Homans was also pleased about this explanation because it provided an alternative to Freud's theory of the Oedipus complex, which explained the strained relations between boys and their fathers as the result of unconscious competition for the sexual favors of the mother. These cross cultural results tended to prove Freud's theory false because the mother's brothers were not rivals for the mother's sexual favors in either society, yet the relations were strained with the children in one and not in the other. Rather, the variation in warm versus strained relations with her children were explained by other variables (see Marriage, Authority and Final Causes, 1957).

From his graduate days Homans observed that sociologists all considered theory to be important but never defined what it was. He finally decided to adopt the view that a theory is an explanation by a "covering law." What sociologists try to explain are empirical propositions relating variables to one another, and Homans concluded that such generalizations are explained when they can be deduced under the specified conditions of their occurrence from more general propositions (covering laws). Homans further decided that for sociology the first approximation of covering laws were the reinforcement propositions of behavioral psychology, specifically those of his friends and colleagues B. F. Skinner and Richard Herrnstein which apply to the process by which a person learns actions and to the way he uses them afterwards (see The Nature of Social Science, 1967). Sociologists now tend to accept Homans' definition of theory, but are still hesitant about his suggestions for covering laws.

Many feel Homans' best book was Social Behavior: Its Elementary Forms (1961, 1974), in which he described and explained small group behavior as an emergent social system of rewards, using as the explanatory logic Herrnstein's positive reinforcement propositions. Following this revised reasoning, for example, one would predict that the strained relations with the children in Tikopia and the Trobriands was not the result of the fathers' and the uncles' jural authority, but the use of punishment rather than rewards for disciplinary purposes. Considerable research has subsequently shown that the judicious use of rewards with children was actually more effective than the use of punishment, and that it builded rather than strained relations.

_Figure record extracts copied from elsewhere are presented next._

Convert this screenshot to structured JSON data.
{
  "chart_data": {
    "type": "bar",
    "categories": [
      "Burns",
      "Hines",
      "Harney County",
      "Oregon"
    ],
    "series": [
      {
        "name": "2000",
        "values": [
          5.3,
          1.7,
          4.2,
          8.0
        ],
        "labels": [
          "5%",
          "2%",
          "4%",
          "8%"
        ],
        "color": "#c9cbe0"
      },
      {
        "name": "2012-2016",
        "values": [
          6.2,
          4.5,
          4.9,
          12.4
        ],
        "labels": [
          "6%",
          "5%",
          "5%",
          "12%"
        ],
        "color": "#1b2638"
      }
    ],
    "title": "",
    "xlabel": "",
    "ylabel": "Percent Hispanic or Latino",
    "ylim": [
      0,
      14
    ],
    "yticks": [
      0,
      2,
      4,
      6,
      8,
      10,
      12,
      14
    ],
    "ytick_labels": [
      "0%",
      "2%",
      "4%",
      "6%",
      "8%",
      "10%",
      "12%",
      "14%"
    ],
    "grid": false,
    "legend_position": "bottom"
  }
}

For sociology, perhaps the most important contribution in Elementary Forms was Homans' theory of stratification, which was stated in a series of scattered propositions and definitions. These included: The more valuable to other members of a group are the activities a person emits to them, the higher is the status they give him in return. The higher a person's status in a group, the greater his power is apt to be. The more members of a group a person is regularly able to influence, the greater is his power. The value of what a member receives by way of (monetary) rewards should be proportional to his status in the group. Distributive injustice occurs to the extent that the monetary rewards members receive are disproportional to their relative status in the group. The greater the distributive injustice in a group, the lower the productivity and morale of its members.

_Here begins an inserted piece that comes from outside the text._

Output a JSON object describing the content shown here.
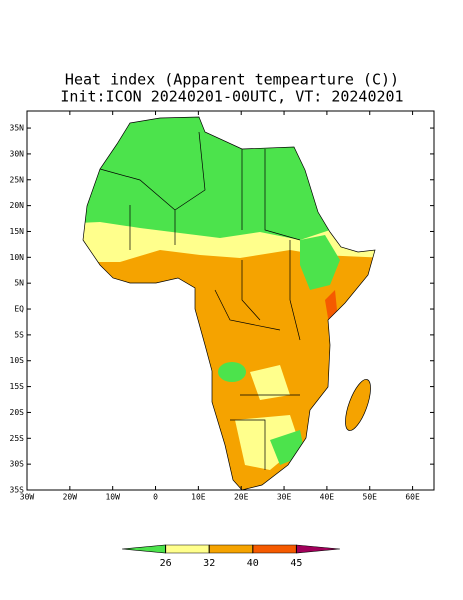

Homans' explanation of stratification may or may not be true empirically, but it was certainly interesting. He hypothesized that differences in status and power are natural, if not inevitable, but that distributive justice, the proportionality of relative status and monetary reward, may or may not occur. To the extent that it does not, he predicted the productivity and morale of group members naturally, inevitably would suffer. Homans' theory seemed to be an alternative to the Marxist formulation that stratification—that is, differences in monetary rewards—was the root cause of all social problems. Although Marx's theory can be criticized because it solves neither the free rider nor the exploitation problems for the low and high contributors respectively, it will be fascinating to see how the two sets of hypotheses fare in future research in sociology.

George Caspar Homans retired from his teaching position at Harvard University in 1980 to his home in Cambridge, from which he continued to write texts elucidating his social theories. He also published The Witch Hazel, Poems of a Lifetime, the year before his death. He died May 29, 1989 at Cambridge Hospital of congestive heart disease.